O Senado Federal aprovou nesta segunda-feira (29) o PL 2033/2022, da Câmara dos Deputados, que obriga a Agência Nacional de Saúde Suplementar (ANS) a adotar o rol exemplificativo como critério de oferta de serviços nos planos de saúde, e não mais o rol taxativo, estabelecido por decisão do Superior Tribunal de Justiça (STJ), em julho deste ano, que consiste em uma lista fechada de quais são os tratamentos oferecidos pelas operadoras.

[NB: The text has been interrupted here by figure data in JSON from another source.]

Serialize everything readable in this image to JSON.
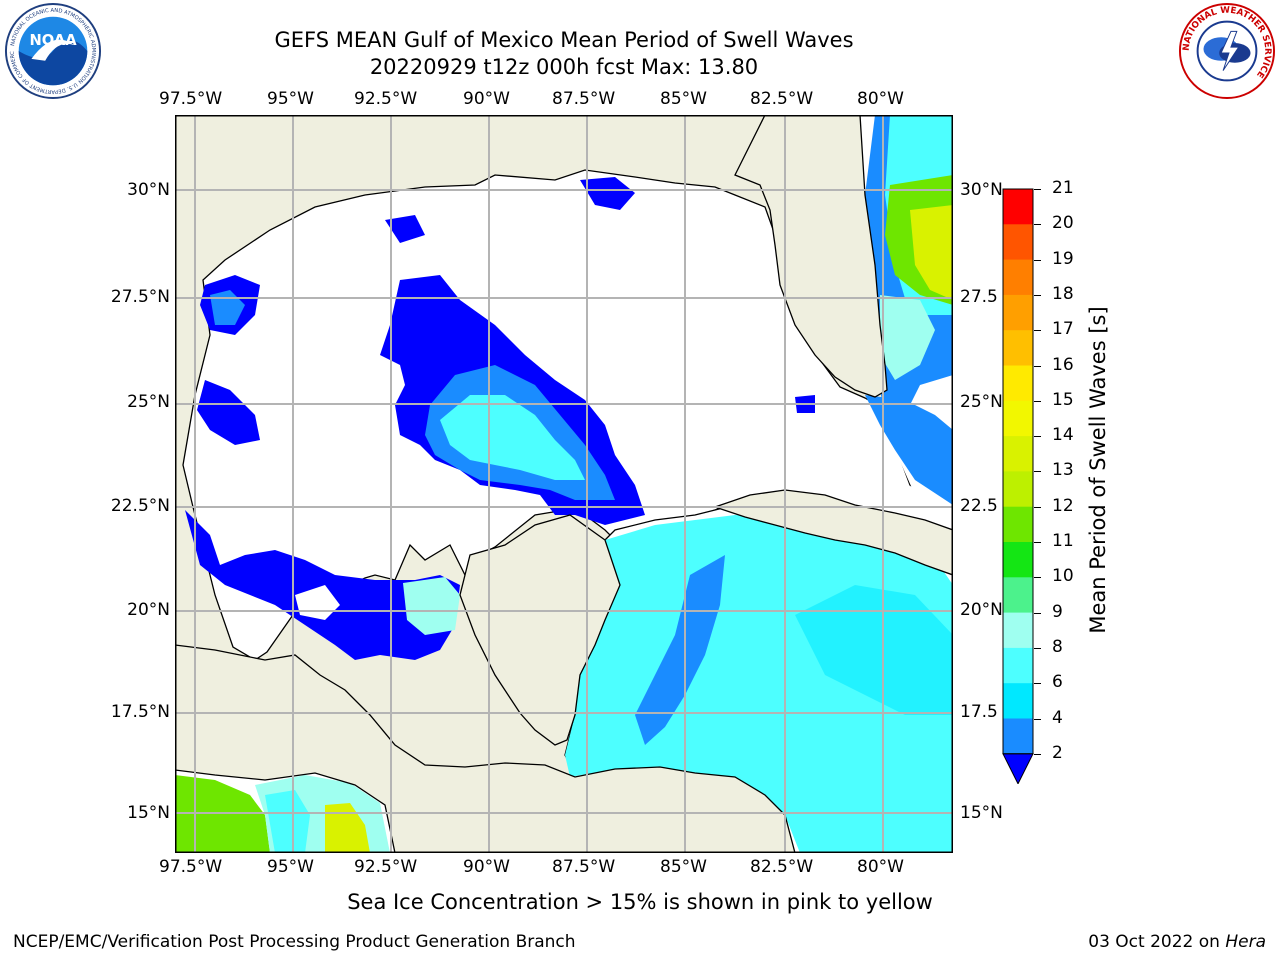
{
  "header": {
    "title_line1": "GEFS MEAN Gulf of Mexico Mean Period of Swell Waves",
    "title_line2": "20220929 t12z 000h fcst   Max: 13.80"
  },
  "logos": {
    "left": {
      "name": "NOAA",
      "ring_text": "NATIONAL OCEANIC AND ATMOSPHERIC ADMINISTRATION",
      "bottom_text": "U.S. DEPARTMENT OF COMMERCE"
    },
    "right": {
      "name": "NATIONAL WEATHER SERVICE"
    }
  },
  "axes": {
    "lon_labels": [
      "97.5°W",
      "95°W",
      "92.5°W",
      "90°W",
      "87.5°W",
      "85°W",
      "82.5°W",
      "80°W"
    ],
    "lat_labels_left": [
      "30°N",
      "27.5°N",
      "25°N",
      "22.5°N",
      "20°N",
      "17.5°N",
      "15°N"
    ],
    "lat_labels_right": [
      "30°N",
      "27.5",
      "25°N",
      "22.5",
      "20°N",
      "17.5",
      "15°N"
    ]
  },
  "colorbar": {
    "label": "Mean Period of Swell Waves [s]",
    "ticks": [
      "21",
      "20",
      "19",
      "18",
      "17",
      "16",
      "15",
      "14",
      "13",
      "12",
      "11",
      "10",
      "9",
      "8",
      "6",
      "4",
      "2"
    ],
    "colors": [
      "#ff0000",
      "#ff2a00",
      "#ff5500",
      "#ff7f00",
      "#ff9f00",
      "#ffbf00",
      "#ffea00",
      "#f2f700",
      "#d9f200",
      "#bdf000",
      "#6ee600",
      "#14e614",
      "#4cf28c",
      "#9ffff0",
      "#4dffff",
      "#00e8ff",
      "#1a8cff",
      "#0000ff"
    ]
  },
  "footer": {
    "sea_ice_note": "Sea Ice Concentration > 15% is shown in pink to yellow",
    "credit": "NCEP/EMC/Verification Post Processing Product Generation Branch",
    "date_prefix": "03 Oct 2022 on ",
    "machine": "Hera"
  },
  "colors": {
    "land": "#efefdf",
    "ocean_missing": "#ffffff",
    "gridline": "#b4b4b4",
    "period_2_4": "#0000ff",
    "period_4_6": "#1a8cff",
    "period_6_8": "#4dffff",
    "period_8_9": "#00e8ff",
    "period_9_10": "#9ffff0",
    "period_10_12": "#6ee600",
    "period_12_14": "#d9f200"
  }
}
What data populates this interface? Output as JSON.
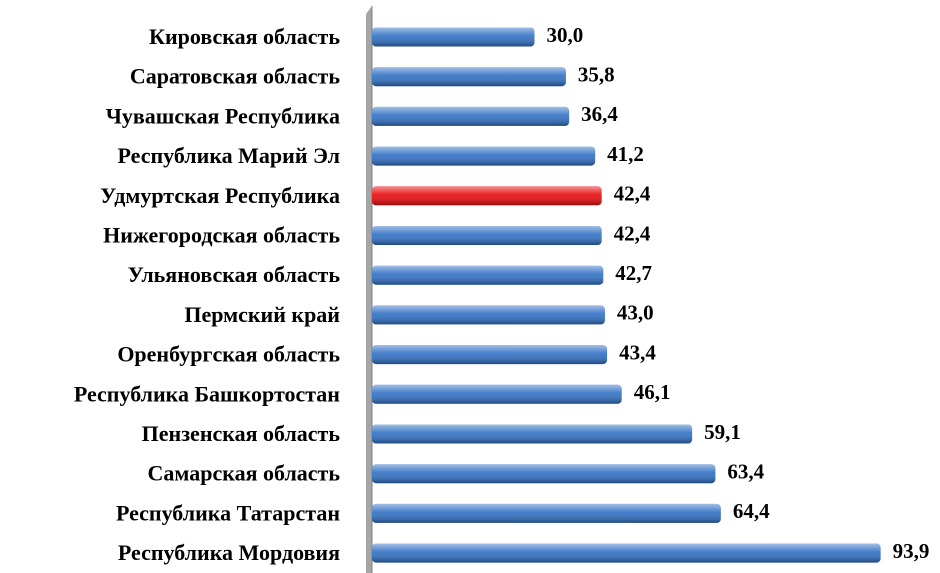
{
  "chart_data": {
    "type": "bar",
    "orientation": "horizontal",
    "categories": [
      "Кировская область",
      "Саратовская область",
      "Чувашская Республика",
      "Республика Марий Эл",
      "Удмуртская Республика",
      "Нижегородская область",
      "Ульяновская область",
      "Пермский край",
      "Оренбургская область",
      "Республика Башкортостан",
      "Пензенская область",
      "Самарская область",
      "Республика Татарстан",
      "Республика Мордовия"
    ],
    "values": [
      30.0,
      35.8,
      36.4,
      41.2,
      42.4,
      42.4,
      42.7,
      43.0,
      43.4,
      46.1,
      59.1,
      63.4,
      64.4,
      93.9
    ],
    "value_labels": [
      "30,0",
      "35,8",
      "36,4",
      "41,2",
      "42,4",
      "42,4",
      "42,7",
      "43,0",
      "43,4",
      "46,1",
      "59,1",
      "63,4",
      "64,4",
      "93,9"
    ],
    "colors": [
      "#2f6fc4",
      "#2f6fc4",
      "#2f6fc4",
      "#2f6fc4",
      "#e8090b",
      "#2f6fc4",
      "#2f6fc4",
      "#2f6fc4",
      "#2f6fc4",
      "#2f6fc4",
      "#2f6fc4",
      "#2f6fc4",
      "#2f6fc4",
      "#2f6fc4"
    ],
    "xlim": [
      0,
      96
    ]
  }
}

“Foi uma vitória histórica das entidades que atuam em defesa da vida, dos cidadãos, das famílias brasileiras que sofrem para pagar seus planos de saúde em busca de atendimento amplo em saúde. Com essa decisão, o Congresso tranquiliza milhões de usuários de planos e garante que o Sistema Único de Saúde (SUS) não será sobrecarregado e continue a atender a população que precisa de saúde gratuita”, avalia o deputado federal Roberto de Lucena, autor do primeiro projeto de lei de 2022 que determinava o caráter exemplificativo do Rol, questionando a decisão do STJ.

“Nós já havíamos tido uma primeira vitória junto à ANS, quando solicitamos ao presidente da Agência que incluísse no rol os tratamentos e as terapias de diversas CIDs, entre elas transtornos de desenvolvimento como o autismo” explica Lucena.

O projeto da Câmara foi aprovado sem mudanças, com apoio unânime do Senado, seguindo para a sanção presidencial.

Rol exemplificativo: base ampla e atendimento a doenças raras

O rol exemplificativo é uma base mais ampla para a oferta de tratamentos, incluindo situações similares que não necessariamente estejam listadas. Com isso, pessoas com doenças raras, que exigem atenção diferenciada, passam a contar com amparo legal na busca por atendimento em seus planos.

Lucena ressaltou que “quem deve indicar o melhor tratamento para um paciente é o médico e esse tratamento deve ter cobertura pelos planos de saúde. O Rol deve ser apenas uma “referência básica” para a cobertura”.

Com a nova decisão, tratamentos fora da lista deverão ser aceitos, desde que cumpram uma das seguintes condições:

– Tenha eficácia comprovada cientificamente;

– Seja recomendado pela Comissão Nacional de Incorporação de Tecnologias no Sistema Único de Saúde (Conitec); ou

– Seja recomendado por pelo menos um órgão de avaliação de tecnologias em saúde com renome internacional.